Dans « Et le cœur fume encore », les conséquences d’une histoire coloniale qui pèse encore aujourd’hui sur la France et sur l’Algérie est traitée de façon réaliste, avec ses traumatismes comme ses joies Photo : de Nova Elcfe

Sous la menace du coronavirus…

Le directeur du Point d’Eau Gérald Mayer ne le nie pas : le confinement a porté un rude coup aux salles de spectacles. Bien que les normes sanitaires actuelles lui autorisent de remplir entièrement sa salle de 600 places, il reste prudent. C’est pour cela que, pour l’instant, seulement la moitié des places a été mise en vente. Le reste sera proposé les derniers jours précédant les spectacles.

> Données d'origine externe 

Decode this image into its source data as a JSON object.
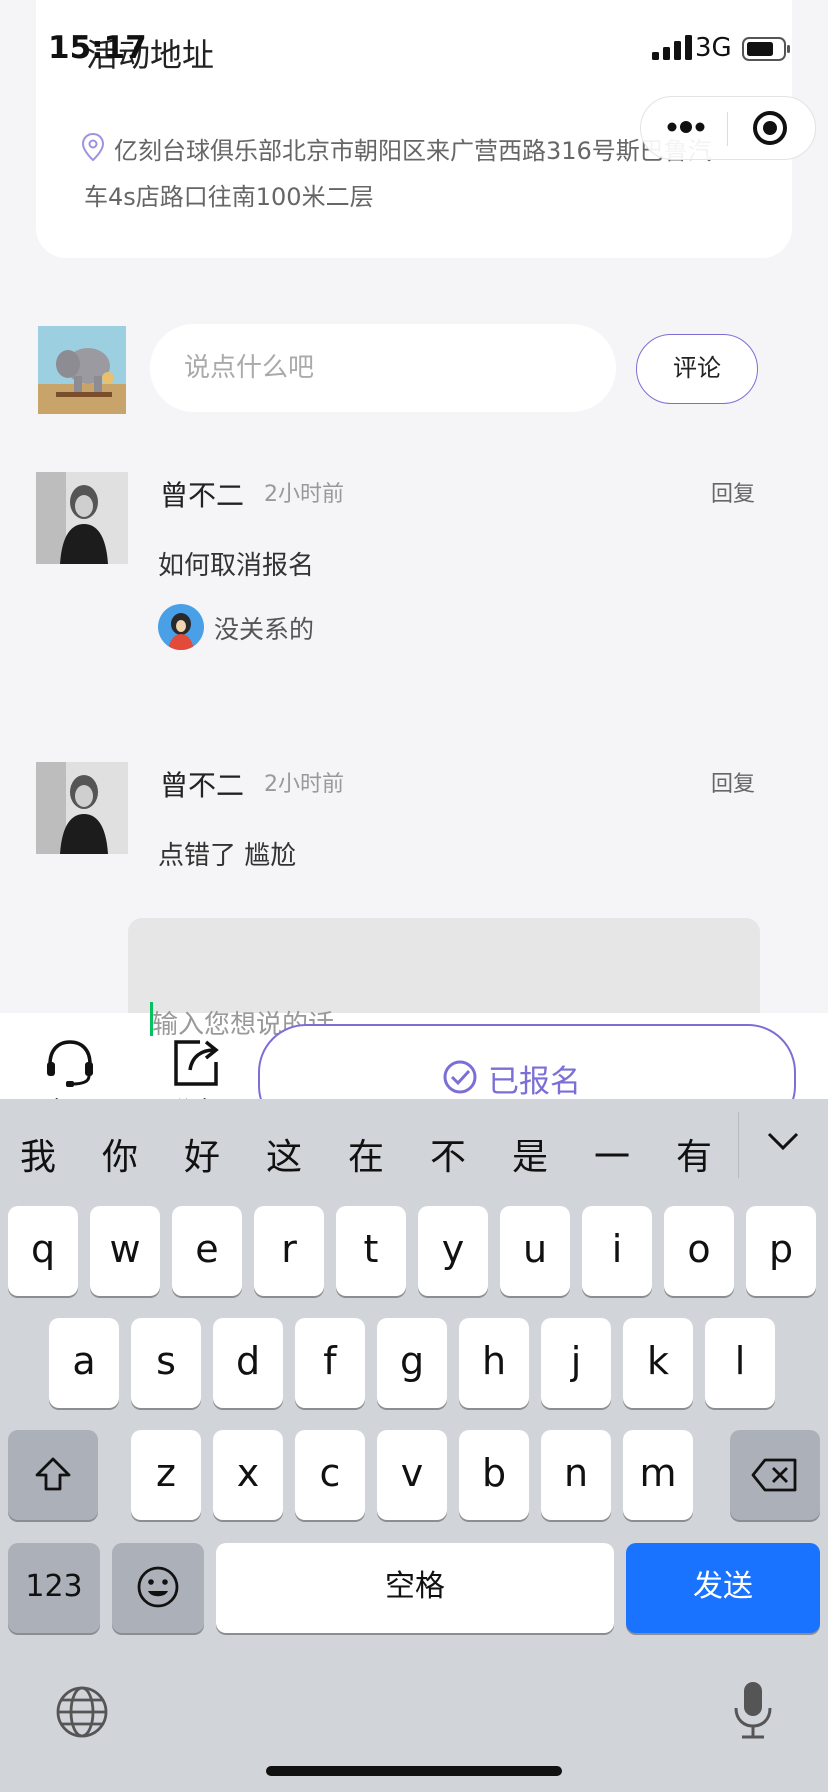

L’organisation de la saison a aussi été chamboulée. Outre le report d’un certain nombre de spectacles (Invisibles, L’Inizo ou encore Old’up), le début de la programmation est qualifié de « plus léger » par son directeur. Janvier semble être l’horizon à atteindre. Il faut espérer qu’alors, la situation sera propice à accueillir les plus grosses productions, programmées pour la deuxième partie de la saison.

Difficile de respecter les gestes barrières quand on est acrobate. Mais les membres du cirque Le Roux, comme tous les membres de cette saison, mettent tout en œuvre pour freiner l’épidémie Photo : de Jean-Marc Helies

L’impact économique est notable pour le Point d’Eau. En plus des nombreuses places à rembourser, les soutiens financiers promettent d’être plus chiches. Le Point d’Eau désire donc s’orienter vers une politique de co-réalisations afin de limiter ses coûts. La petite salle du lieu, peu sollicitée dans la programmation, pourra devenir un outil afin de créer des partenariats, et d’accueillir des résidences.

Le programme que présente le Point d’Eau est très ambitieux, avec de nombreux événements et des spectacles d’envergure, malgré la crise sanitaire et les contraintes économiques. Reste à espérer qu’un nouveau sursaut de l’épidémie ne vienne pas amputer cette saison comme la précédente.